Australian & South African Corrugated Iron
A great deal of UK-manufactured corrugated iron was exported to Australia and South Africa from the U. It was transported as valuable ballast in ships that would return with local produce.
I am unfortunately not able to enter into correspondence about the makers marks that can be found on such iron, but I would be glad to add your contact details to the following list if you are willing to be contacted by others interested in this industry and history. Please email me if you want to be mentioned below.
Below are three examples of some of the makers marks that have been found in Australia. Others may be found on other websites including flickriver.
This Best mark was found on a roof in Adelaide, South Australia. The house in Adelaide was built in around 1902 although the iron may have been added in a subsequent re-roofing. Other iron on the same roof was made by another UK company - John Lysaght & Co.

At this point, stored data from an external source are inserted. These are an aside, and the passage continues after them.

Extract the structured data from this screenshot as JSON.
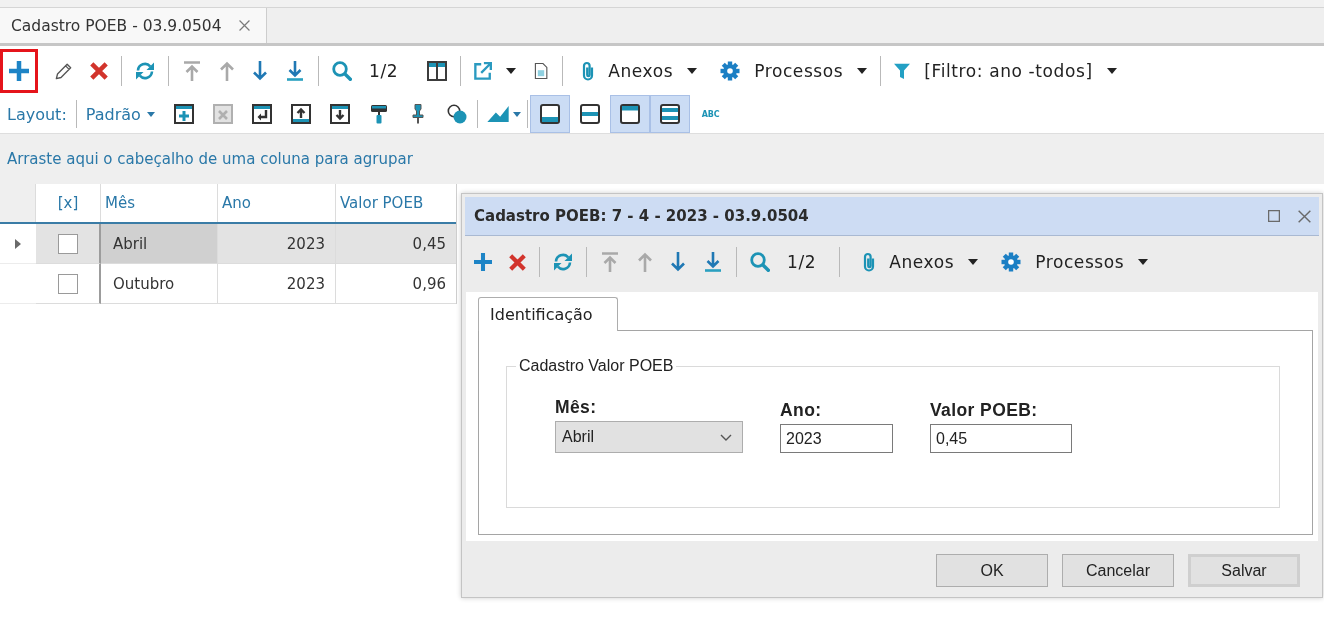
{
  "document_tabs": [
    {
      "label": "Cadastro POEB - 03.9.0504",
      "selected": true
    }
  ],
  "main_toolbar": {
    "add_highlighted": true,
    "navigation": [
      {
        "disabled": true
      },
      {
        "disabled": true
      },
      {
        "disabled": false
      },
      {
        "disabled": false
      }
    ],
    "page_counter": "1/2",
    "attachments": "Anexos",
    "processes": "Processos",
    "filter": "[Filtro: ano -todos]"
  },
  "layout_toolbar": {
    "label": "Layout:",
    "layout": "Padrão",
    "view_toggles": [
      {
        "selected": true
      },
      {
        "selected": false
      },
      {
        "selected": true
      },
      {
        "selected": true
      }
    ],
    "text_style": "ABC"
  },
  "group_panel": {
    "hint": "Arraste aqui o cabeçalho de uma coluna para agrupar"
  },
  "grid": {
    "columns": [
      "[x]",
      "Mês",
      "Ano",
      "Valor POEB"
    ],
    "rows": [
      {
        "selected": true,
        "cells": [
          {
            "kind": "checkbox",
            "checked": false
          },
          {
            "kind": "text",
            "text": "Abril"
          },
          {
            "kind": "number",
            "text": "2023"
          },
          {
            "kind": "number",
            "text": "0,45"
          }
        ]
      },
      {
        "selected": false,
        "cells": [
          {
            "kind": "checkbox",
            "checked": false
          },
          {
            "kind": "text",
            "text": "Outubro"
          },
          {
            "kind": "number",
            "text": "2023"
          },
          {
            "kind": "number",
            "text": "0,96"
          }
        ]
      }
    ]
  },
  "dialog": {
    "title": "Cadastro POEB: 7 - 4 - 2023 - 03.9.0504",
    "toolbar": {
      "navigation": [
        {
          "disabled": true
        },
        {
          "disabled": true
        },
        {
          "disabled": false
        },
        {
          "disabled": false
        }
      ],
      "page_counter": "1/2",
      "attachments": "Anexos",
      "processes": "Processos"
    },
    "tabs": [
      {
        "label": "Identificação",
        "selected": true
      }
    ],
    "group_title": "Cadastro Valor POEB",
    "fields": [
      {
        "kind": "select",
        "label": "Mês:",
        "value": "Abril"
      },
      {
        "kind": "text",
        "label": "Ano:",
        "value": "2023"
      },
      {
        "kind": "text",
        "label": "Valor POEB:",
        "value": "0,45"
      }
    ],
    "buttons": [
      {
        "label": "OK",
        "default": false
      },
      {
        "label": "Cancelar",
        "default": false
      },
      {
        "label": "Salvar",
        "default": true
      }
    ]
  }
}
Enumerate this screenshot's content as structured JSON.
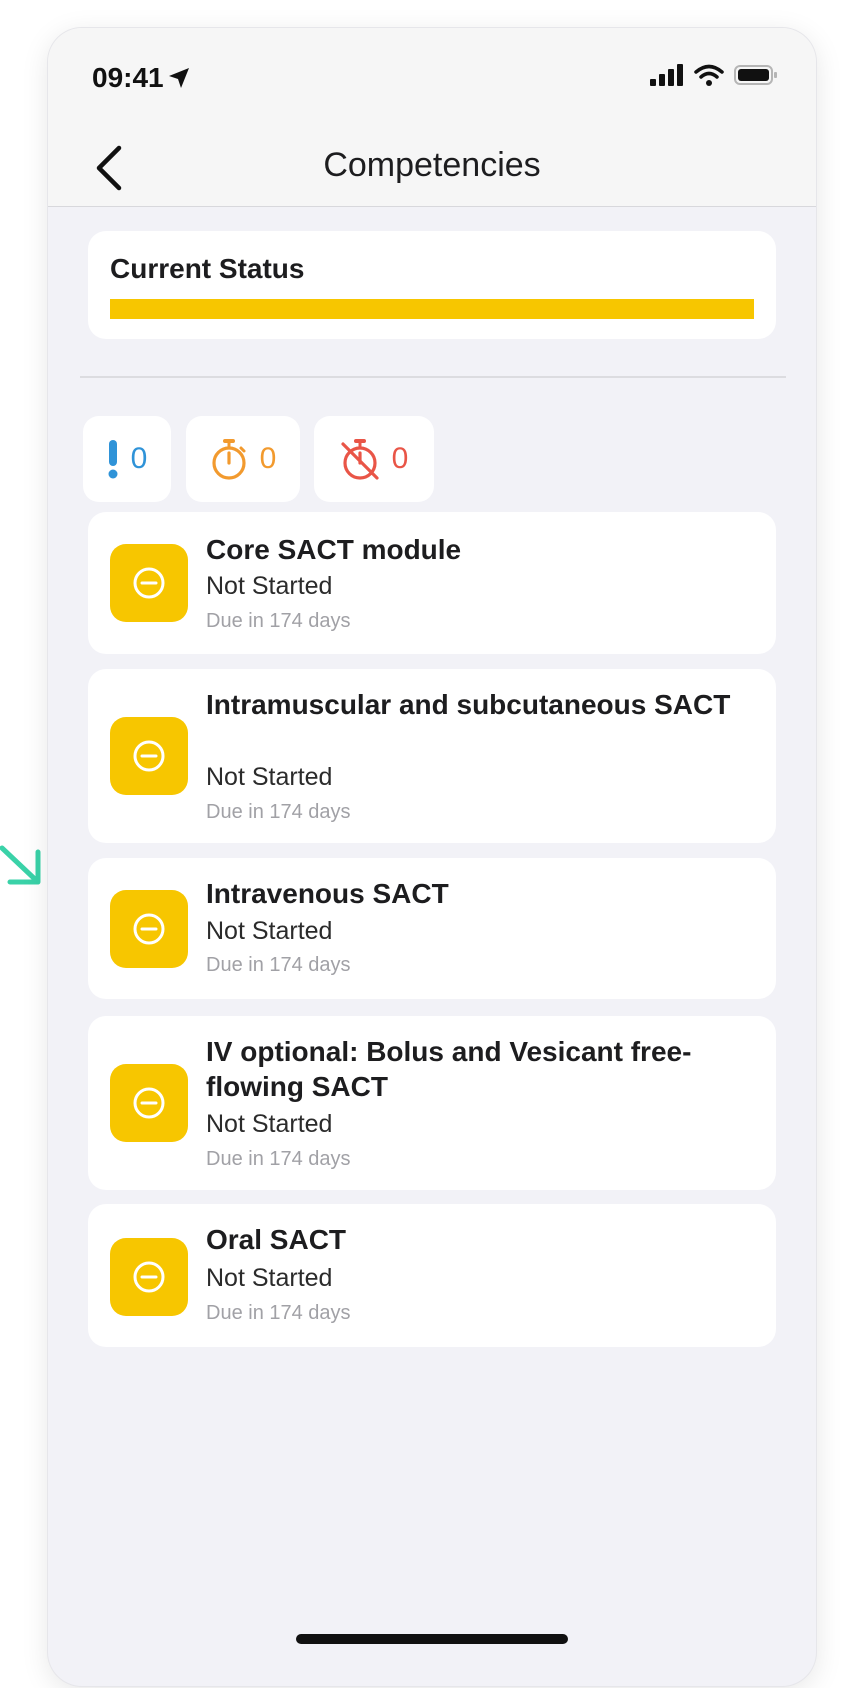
{
  "status_bar": {
    "time": "09:41",
    "icons": [
      "location-arrow-icon",
      "signal-bars-icon",
      "wifi-icon",
      "battery-icon"
    ]
  },
  "nav": {
    "title": "Competencies",
    "back_icon": "chevron-left-icon"
  },
  "current_status": {
    "label": "Current Status",
    "progress_fraction": 1.0,
    "color": "#f7c600"
  },
  "counters": [
    {
      "icon": "exclamation-icon",
      "value": "0",
      "color": "#2f93d8"
    },
    {
      "icon": "stopwatch-icon",
      "value": "0",
      "color": "#f29a2e"
    },
    {
      "icon": "stopwatch-off-icon",
      "value": "0",
      "color": "#e95547"
    }
  ],
  "competencies": [
    {
      "title": "Core SACT module",
      "status": "Not Started",
      "due": "Due in 174 days",
      "icon": "minus-circle-icon"
    },
    {
      "title": "Intramuscular and subcutaneous SACT",
      "status": "Not Started",
      "due": "Due in 174 days",
      "icon": "minus-circle-icon"
    },
    {
      "title": "Intravenous SACT",
      "status": "Not Started",
      "due": "Due in 174 days",
      "icon": "minus-circle-icon"
    },
    {
      "title": "IV optional: Bolus and Vesicant free-flowing SACT",
      "status": "Not Started",
      "due": "Due in 174 days",
      "icon": "minus-circle-icon"
    },
    {
      "title": "Oral SACT",
      "status": "Not Started",
      "due": "Due in 174 days",
      "icon": "minus-circle-icon"
    }
  ],
  "colors": {
    "accent_yellow": "#f7c600",
    "background": "#f2f2f7",
    "card": "#ffffff",
    "decoration_teal": "#3ad2a8"
  }
}
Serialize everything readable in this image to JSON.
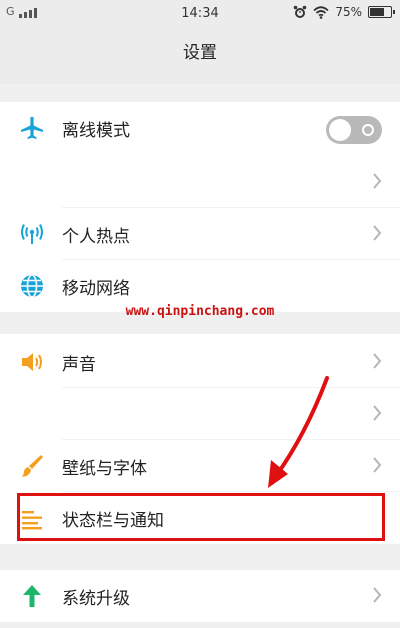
{
  "status_bar": {
    "carrier": "G",
    "time": "14:34",
    "battery_percent": "75%",
    "battery_level": 0.75
  },
  "header": {
    "title": "设置"
  },
  "settings": {
    "airplane": {
      "label": "离线模式",
      "icon": "airplane-icon",
      "toggle_on": false
    },
    "hotspot": {
      "label": "个人热点",
      "icon": "hotspot-icon"
    },
    "mobile_network": {
      "label": "移动网络",
      "icon": "globe-icon"
    },
    "sound": {
      "label": "声音",
      "icon": "speaker-icon"
    },
    "wallpaper_font": {
      "label": "壁纸与字体",
      "icon": "brush-icon"
    },
    "statusbar_notifications": {
      "label": "状态栏与通知",
      "icon": "statusbar-icon"
    },
    "system_update": {
      "label": "系统升级",
      "icon": "up-arrow-icon"
    }
  },
  "watermark": "www.qinpinchang.com",
  "colors": {
    "accent": "#1aa3d9",
    "toggle_off": "#b9b9b9",
    "annotation_red": "#e01010",
    "sound_icon": "#f3a021",
    "update_icon": "#1db66a"
  }
}
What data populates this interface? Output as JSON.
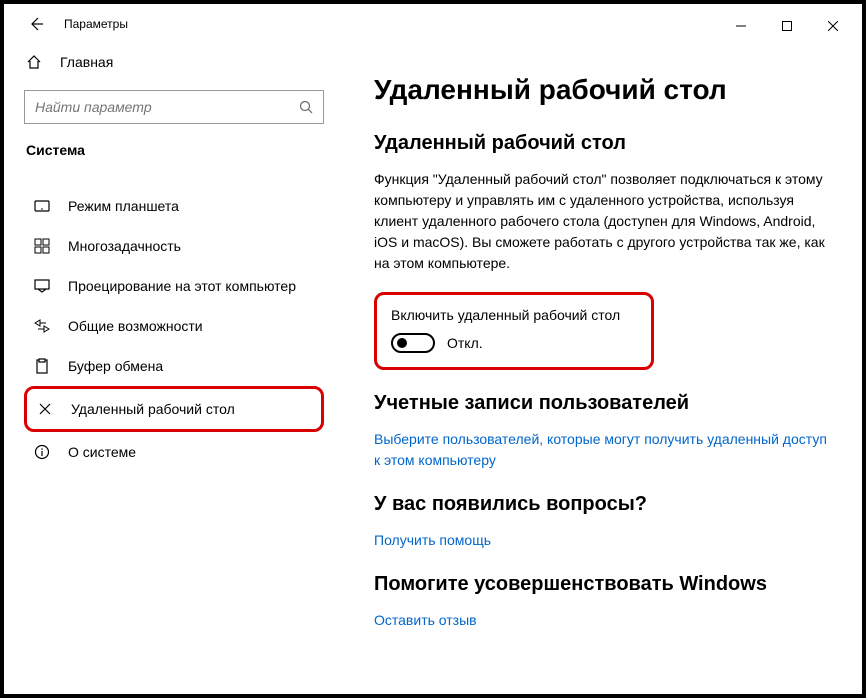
{
  "titlebar": {
    "app_title": "Параметры"
  },
  "sidebar": {
    "home_label": "Главная",
    "search_placeholder": "Найти параметр",
    "category_label": "Система",
    "items": [
      {
        "label": "Режим планшета",
        "icon": "tablet"
      },
      {
        "label": "Многозадачность",
        "icon": "multitask"
      },
      {
        "label": "Проецирование на этот компьютер",
        "icon": "project"
      },
      {
        "label": "Общие возможности",
        "icon": "shared"
      },
      {
        "label": "Буфер обмена",
        "icon": "clipboard"
      },
      {
        "label": "Удаленный рабочий стол",
        "icon": "remote"
      },
      {
        "label": "О системе",
        "icon": "about"
      }
    ]
  },
  "main": {
    "page_title": "Удаленный рабочий стол",
    "rdp_section_title": "Удаленный рабочий стол",
    "rdp_description": "Функция \"Удаленный рабочий стол\" позволяет подключаться к этому компьютеру и управлять им с удаленного устройства, используя клиент удаленного рабочего стола (доступен для Windows, Android, iOS и macOS). Вы сможете работать с другого устройства так же, как на этом компьютере.",
    "toggle_label": "Включить удаленный рабочий стол",
    "toggle_state": "Откл.",
    "users_section_title": "Учетные записи пользователей",
    "users_link": "Выберите пользователей, которые могут получить удаленный доступ к этом компьютеру",
    "help_section_title": "У вас появились вопросы?",
    "help_link": "Получить помощь",
    "feedback_section_title": "Помогите усовершенствовать Windows",
    "feedback_link": "Оставить отзыв"
  }
}
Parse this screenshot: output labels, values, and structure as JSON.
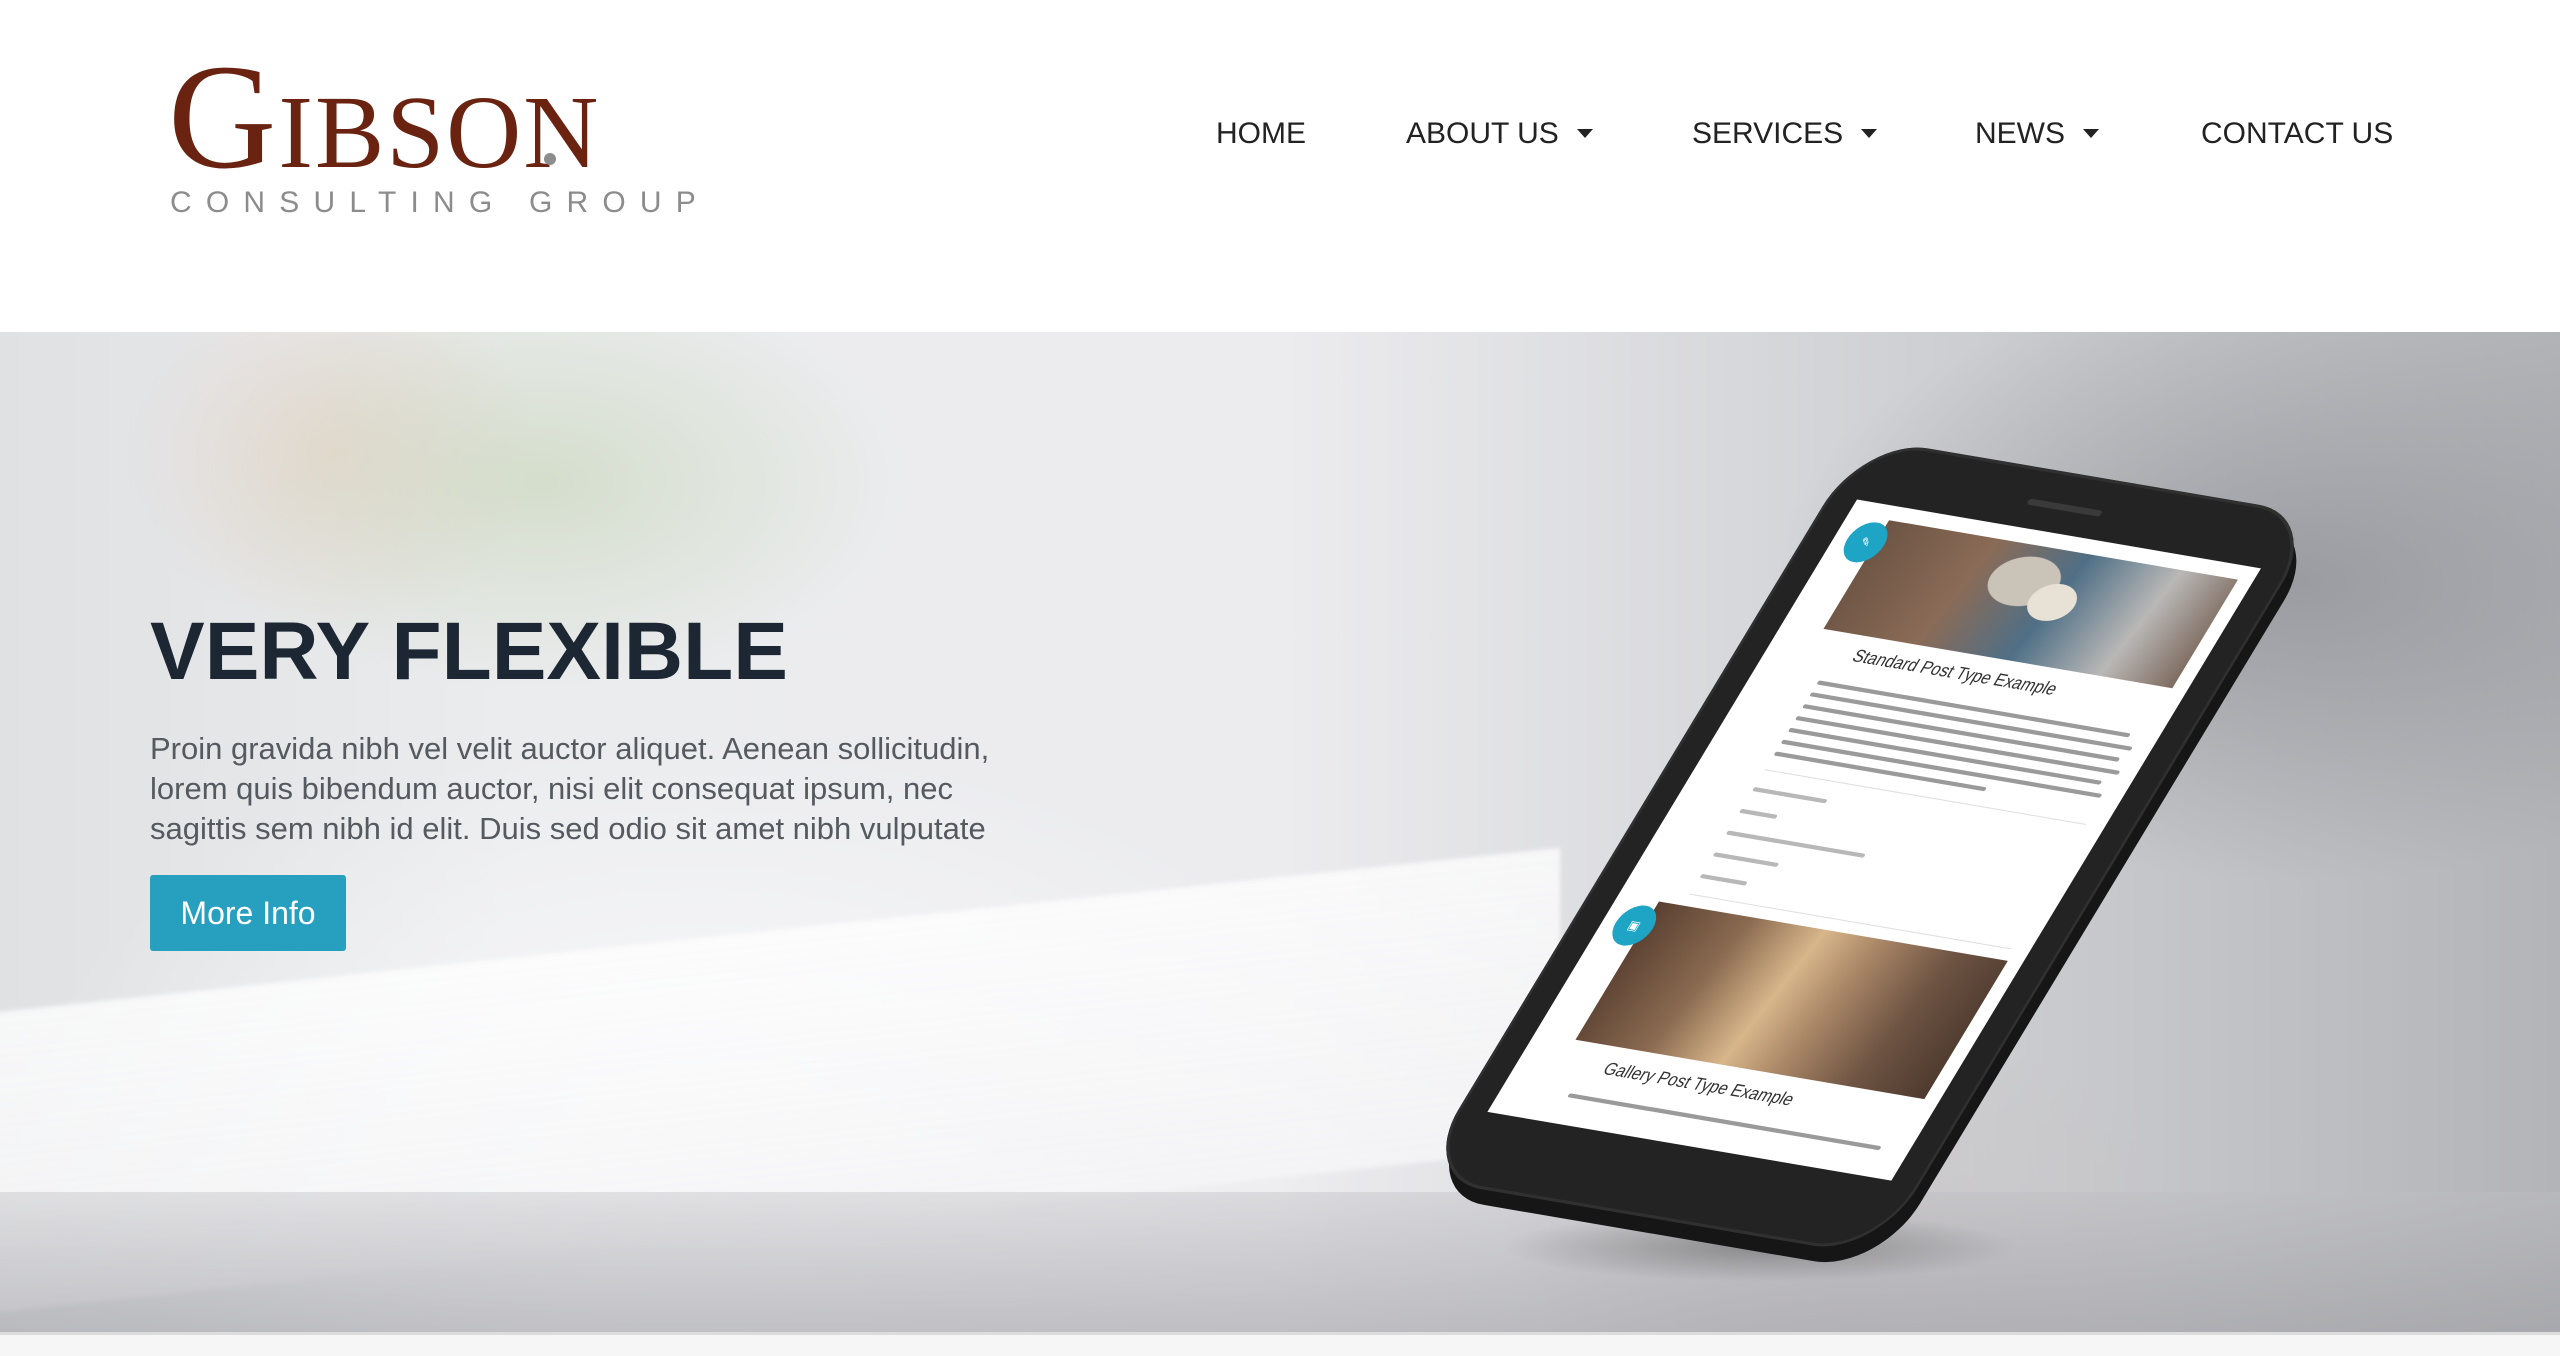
{
  "brand": {
    "logo_word_1": "G",
    "logo_word_2": "IBS",
    "logo_word_3": "O",
    "logo_word_4": "N",
    "logo_subtitle": "CONSULTING GROUP",
    "primary_color": "#6b2311"
  },
  "nav": {
    "items": [
      {
        "label": "HOME",
        "has_dropdown": false
      },
      {
        "label": "ABOUT US",
        "has_dropdown": true
      },
      {
        "label": "SERVICES",
        "has_dropdown": true
      },
      {
        "label": "NEWS",
        "has_dropdown": true
      },
      {
        "label": "CONTACT US",
        "has_dropdown": false
      }
    ],
    "dropdown_icon": "caret-down-icon"
  },
  "hero": {
    "title": "VERY FLEXIBLE",
    "text_lines": [
      "Proin gravida nibh vel velit auctor aliquet. Aenean sollicitudin,",
      "lorem quis bibendum auctor, nisi elit consequat ipsum, nec",
      "sagittis sem nibh id elit. Duis sed odio sit amet nibh vulputate"
    ],
    "button_label": "More Info",
    "button_color": "#27a0c0"
  },
  "phone": {
    "post_1_title": "Standard Post Type Example",
    "post_2_title": "Gallery Post Type Example",
    "badge_color": "#1ea5c6"
  }
}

A beautifully preserved Merino mark - see photo below - was also found in Australia. Jenny Sayer says that they had been re-roofing their house in Murwillumbah, New South Wales and, when their very rusty (only on the weather side & still not leaking) steel was removed, the makers mark of British Make Merino was found on several sheets. There were also some rolled up newspapers in the roof - to keep the weather out of the corrugations - and the papers were dated December 1949. Jenny thinks that the house was originally a fisherman's two room shack on the Tweed River and wonders if the materials were second hand even when it was built in 1949?